Pour cette création, Marc Newson a tout naturellement orienté son choix vers le cristal en raison de ses qualités esthétiques intrinsèques et de sa finition unique. La Maison française Baccarat, célèbre cristallerie traditionnelle fondée en 1764, est l’une des rares à disposer du savoir-faire nécessaire pour réaliser ce cabinet tel qu’il a été imaginé : un carré aux angles arrondis – évoquant un glaçon fondant lentement – dont la transparence absolue et la fragilité apparente ne laissent rien deviner de la solidité nécessaire pour supporter le poids du mécanisme.
Une prouesse technique : fruit de près de quatre années de recherche et de développement, ce cabinet soufflé à la bouche est constitué d’une seule pièce de cristal massif – à l’exception d’une vitre amovible permettant d’accéder au mouvement si nécessaire – dont l’épaisseur est réduite à seulement 13 mm par endroits. Une fois soufflée, la matière chauffée à blanc est soigneusement façonnée pour lui donner la forme souhaitée à l’aide d’un moule en deux parties. Cela permet de mieux contrôler l’étape de refroidissement et de respecter les tolérances visées.
Une architecture flottante : élément essentiel de la pendule, le cristal doit afficher une solidité et une stabilité à toute épreuve afin de soutenir le mouvement tout en donnant l’illusion qu’il flotte au sein du cabinet. Visibles uniquement à l’arrière, les quatre points de fixation – au lieu de trois sur les horloges Atmos traditionnelles – créent une symétrie et attirent le regard sur les composants magnifiquement décorés.
Le cadran du Calibre 568 est conçu pour offrir une lisibilité optimale : l’heure se lit facilement grâce à la simplicité des chiffres arabes, imprimés en blanc sur un disque en verre saphir teinté noir et entourés d’une minuterie. Les mois sont indiqués sur un cercle intérieur.
Les autres complications présentent un affichage tout aussi simple, qui masque la réalité technique complexe inhérente à cet objet d’art. Le lever et le coucher du soleil sont indiqués par deux petites flèches situées sur le pourtour d’un disque en verre saphir, qui apparaît sous forme d’anneau intercalé entre les mois et les heures. L’équation du temps – soit la différence entre l’heure civile et l’heure solaire – est représentée par une ellipse entourant l’arbre des aiguilles, qui se déplace pour afficher l’écart exact en minutes (+/-) sur une échelle. Cette collection comprendra trois horloges Atmos distinctes, représentant chacune une latitude différente : 30°, 40° ou 50°.

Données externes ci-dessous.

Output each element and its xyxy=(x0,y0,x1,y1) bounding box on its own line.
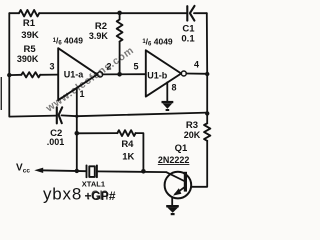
svg-text:390K: 390K xyxy=(17,54,39,64)
svg-text:3: 3 xyxy=(49,61,54,71)
wire node to R4 xyxy=(77,132,118,134)
resistor R2 xyxy=(117,20,123,42)
svg-text:8: 8 xyxy=(171,82,176,92)
wire crystal to transistor xyxy=(97,170,167,173)
svg-text:4: 4 xyxy=(194,59,199,69)
wire U1-a out to U1-b in xyxy=(103,73,146,75)
ground Q1 xyxy=(166,205,179,215)
svg-text:U1-b: U1-b xyxy=(147,71,168,81)
junction node bottom pin1 xyxy=(75,169,79,173)
wire right vertical upper xyxy=(206,13,208,74)
svg-text:.001: .001 xyxy=(47,137,65,147)
inverter bubble U1-b xyxy=(181,71,186,76)
wire R5 input xyxy=(9,74,21,76)
wire right vertical mid xyxy=(206,74,208,124)
transistor Q1 body xyxy=(165,172,192,199)
wire emitter to ground xyxy=(171,198,173,206)
svg-text:1K: 1K xyxy=(122,152,134,163)
svg-text:2N2222: 2N2222 xyxy=(158,155,190,165)
crystal XTAL1 xyxy=(87,165,97,177)
op-amp U1-b triangle xyxy=(146,50,181,96)
svg-text:5: 5 xyxy=(133,61,138,71)
wire R5 to U1-a xyxy=(40,74,58,76)
resistor R5 xyxy=(21,72,40,77)
capacitor C2 xyxy=(57,107,62,123)
junction node feedback right xyxy=(205,111,209,115)
wire U1-b out xyxy=(186,73,207,75)
wire feedback horizontal xyxy=(77,113,207,117)
junction node C2 pin1 xyxy=(75,115,78,118)
svg-text:Q1: Q1 xyxy=(175,143,188,154)
svg-text:R4: R4 xyxy=(121,139,134,150)
svg-text:1: 1 xyxy=(79,89,84,99)
transistor Q1 base lead xyxy=(167,172,185,181)
svg-text:3.9K: 3.9K xyxy=(89,31,109,41)
wire R4 right down xyxy=(136,133,144,171)
svg-text:+GP#: +GP# xyxy=(85,189,116,203)
resistor R4 xyxy=(117,130,135,136)
svg-text:2: 2 xyxy=(106,61,111,71)
svg-text:ybx8: ybx8 xyxy=(43,185,82,204)
Vcc arrow xyxy=(34,168,43,173)
wire left vertical xyxy=(9,13,56,116)
transistor Q1 emitter lead xyxy=(175,187,185,194)
wire top middle xyxy=(39,12,187,14)
transistor Q1 base bar xyxy=(184,172,187,192)
wire pin 8 xyxy=(166,82,168,101)
resistor R1 xyxy=(19,10,39,16)
capacitor C1 xyxy=(187,6,194,21)
svg-text:R1: R1 xyxy=(23,18,36,29)
svg-text:1/6 4049: 1/6 4049 xyxy=(53,35,84,46)
inverter bubble U1-a xyxy=(98,72,103,77)
junction node R2 bottom xyxy=(117,72,122,77)
wire C2 to node xyxy=(62,114,77,117)
svg-text:1/6 4049: 1/6 4049 xyxy=(142,37,173,48)
junction node left xyxy=(7,73,11,77)
svg-text:39K: 39K xyxy=(21,30,39,41)
wire right vertical lower xyxy=(191,141,207,187)
wire top left xyxy=(9,12,19,14)
junction node R2 top xyxy=(117,11,122,16)
wire Vcc line xyxy=(41,169,87,172)
wire pin1 vertical xyxy=(76,88,78,171)
resistor R3 xyxy=(204,123,210,141)
op-amp U1-a triangle xyxy=(58,48,97,100)
svg-text:20K: 20K xyxy=(184,130,201,140)
junction node base xyxy=(141,169,146,174)
wire R2 top stub xyxy=(119,13,121,19)
transistor Q1 emitter arrow xyxy=(173,188,181,195)
wire R2 bottom stub xyxy=(119,42,121,75)
svg-text:0.1: 0.1 xyxy=(181,33,195,44)
svg-text:U1-a: U1-a xyxy=(64,70,85,80)
paper background xyxy=(0,0,224,223)
wire top right xyxy=(194,12,207,14)
scan edge artifact xyxy=(1,77,2,110)
junction node R4 left xyxy=(75,131,80,136)
ground U1-b xyxy=(162,101,174,111)
junction node U1-b output xyxy=(205,72,209,76)
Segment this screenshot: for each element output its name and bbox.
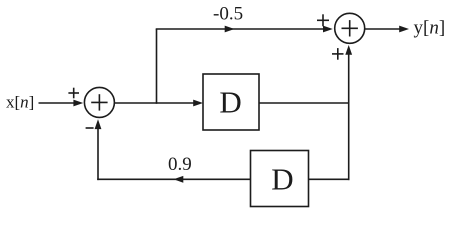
plus sign inside adder S2: [342, 20, 358, 36]
wire riser to delay B2 input: [309, 178, 350, 180]
arrowhead into adder S2: [323, 26, 333, 33]
wire B2 output feedback to left: [97, 178, 250, 180]
wire B1 output to vertical riser: [259, 102, 349, 104]
adder S2 circle: [335, 13, 365, 43]
label D in B1: [219, 85, 241, 120]
gain label -0.5: [213, 4, 243, 25]
arrowhead into delay B1: [193, 100, 203, 107]
arrowhead at y[n]: [399, 26, 409, 33]
label D in B2: [271, 161, 293, 196]
node branch junction after S1: [156, 29, 158, 104]
arrowhead mid feedback pointing left: [174, 176, 184, 183]
wire S2 output to y[n]: [365, 28, 401, 30]
wire top branch horizontal: [156, 28, 327, 30]
svg-text:y[n]: y[n]: [414, 17, 446, 38]
svg-text:0.9: 0.9: [168, 154, 192, 175]
arrowhead into S2 bottom: [345, 45, 352, 55]
label y[n]: [414, 17, 446, 38]
plus sign at S2 bottom input: [332, 48, 344, 60]
wire feedback vertical up to S1 bottom: [97, 125, 99, 180]
minus sign at S1 bottom input: [86, 127, 94, 129]
wire vertical riser to S2 bottom: [348, 51, 350, 180]
gain label 0.9: [168, 154, 192, 175]
wire S1 output to delay B1: [115, 102, 196, 104]
svg-text:-0.5: -0.5: [213, 4, 243, 25]
arrowhead into adder S1: [73, 100, 83, 107]
svg-text:D: D: [271, 161, 293, 196]
plus sign inside adder S1: [91, 94, 107, 110]
plus sign at S1 left input: [68, 88, 79, 99]
svg-text:D: D: [219, 85, 241, 120]
svg-text:x[n]: x[n]: [6, 93, 34, 112]
wire x[n] input to adder S1: [39, 102, 77, 104]
label x[n]: [6, 93, 34, 112]
plus sign at S2 left input: [317, 14, 329, 26]
adder S1 circle: [84, 87, 114, 117]
arrowhead into S1 bottom: [95, 119, 102, 129]
arrowhead mid top branch: [225, 26, 235, 33]
delay block B1 box: [203, 74, 259, 130]
delay block B2 box: [251, 151, 309, 207]
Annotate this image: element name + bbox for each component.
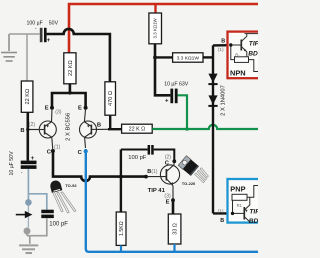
resistor R8 33 [168, 214, 181, 244]
module PNP driver box [228, 179, 264, 225]
svg-text:BDV: BDV [249, 218, 258, 225]
label (2) C TIP41 [165, 154, 172, 166]
label C (1) Q1 [47, 144, 61, 155]
svg-text:(1): (1) [218, 208, 224, 214]
wire C of Q1 down to TIP41 base, hop over blue [53, 151, 146, 181]
leads TO-92 [53, 192, 76, 213]
wire to PNP base [213, 212, 233, 214]
svg-text:10 µF 50V: 10 µF 50V [9, 151, 15, 176]
svg-text:(2): (2) [29, 122, 36, 128]
svg-text:R1: R1 [237, 203, 243, 208]
capacitor C2 10uF 50V [9, 151, 37, 176]
diode D1 1N4007 [208, 74, 217, 86]
svg-text:22 K Ω: 22 K Ω [129, 127, 146, 133]
svg-text:B: B [20, 128, 24, 134]
transistor inside PNP box [233, 197, 250, 222]
wire E TIP41 to R8 [172, 200, 175, 214]
svg-text:E: E [166, 200, 170, 206]
resistor R6 3.3K 1W (horizontal) [173, 53, 203, 62]
capacitor C1 100uF 50V [27, 20, 59, 44]
node input ground terminal [24, 228, 31, 235]
svg-text:+: + [31, 156, 35, 162]
svg-text:BDV: BDV [248, 50, 258, 57]
input arrow [16, 211, 33, 218]
wire to NPN base [213, 44, 231, 47]
wire Q2 base junction [97, 128, 109, 130]
wire terminal link [27, 206, 29, 228]
svg-text:+: + [165, 98, 169, 104]
wire R7 to bus [120, 245, 122, 251]
wire C1 to node, hop over red [47, 29, 110, 82]
svg-text:470 Ω: 470 Ω [108, 91, 114, 106]
resistor R1 inside PNP box [232, 186, 258, 214]
transistor Q3 TIP41 [148, 161, 180, 200]
svg-text:(1): (1) [218, 47, 224, 53]
node PNP base [231, 212, 234, 215]
leads TO-220 [195, 168, 209, 183]
svg-text:2 X BC556: 2 X BC556 [66, 113, 72, 141]
wire V+ red bus [69, 4, 258, 53]
resistor R7 1.5K [116, 212, 126, 245]
label B (2) Q1 [20, 122, 35, 134]
node R5/R6 [153, 56, 157, 60]
svg-text:B: B [220, 218, 224, 224]
wire C3 to ground [27, 218, 47, 236]
node C Q1 [51, 149, 55, 153]
node E Q2 [84, 106, 88, 110]
svg-text:33 Ω: 33 Ω [172, 223, 178, 235]
node input hot terminal [25, 199, 32, 206]
node C TIP41 [172, 159, 176, 163]
svg-text:1.5KΩ: 1.5KΩ [119, 221, 125, 236]
svg-text:10 µF 63V: 10 µF 63V [164, 82, 189, 88]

Une production exclusive : chaque horloge de cette ligne exclusive, limitée à seulement 50 exemplaires par an dans le monde, alliera la complexité de l’équation du temps à l’élégance des heures de coucher et de lever du soleil – deux complications qui seront en outre spécialement paramétrées selon la latitude attribuée à la pendule. À leurs côtés, la phase de lune est représentée par un disque lisse situé à 6 heures.
Les horlogers de Jaeger-LeCoultre ont réussi à atteindre un degré de précision remarquable de ces indications, avec un écart de seulement un jour tous les 4 087 ans. Si l'Atmos est laissée sans surveillance et fonctionne en continu, ses affichages resteront corrects pendant toute cette période – la seule exception étant les ajustements bi-annuels pour les passages à l'heure d'été dans les pays qui l’appliquent.
Une nouvelle fois, la vision de Marc Newson portée par le savoir-faire des Ateliers de la Grande Maison a donné naissance à un objet d’art intemporel, une horloge infinie qui semble défier les lois physiques du temps. Avec sa beauté translucide et sa simplicité d’apparence délicate, l’Atmos 568 de Marc Newson offre au temps un écrin intemporel pour s’écouler à l’infini.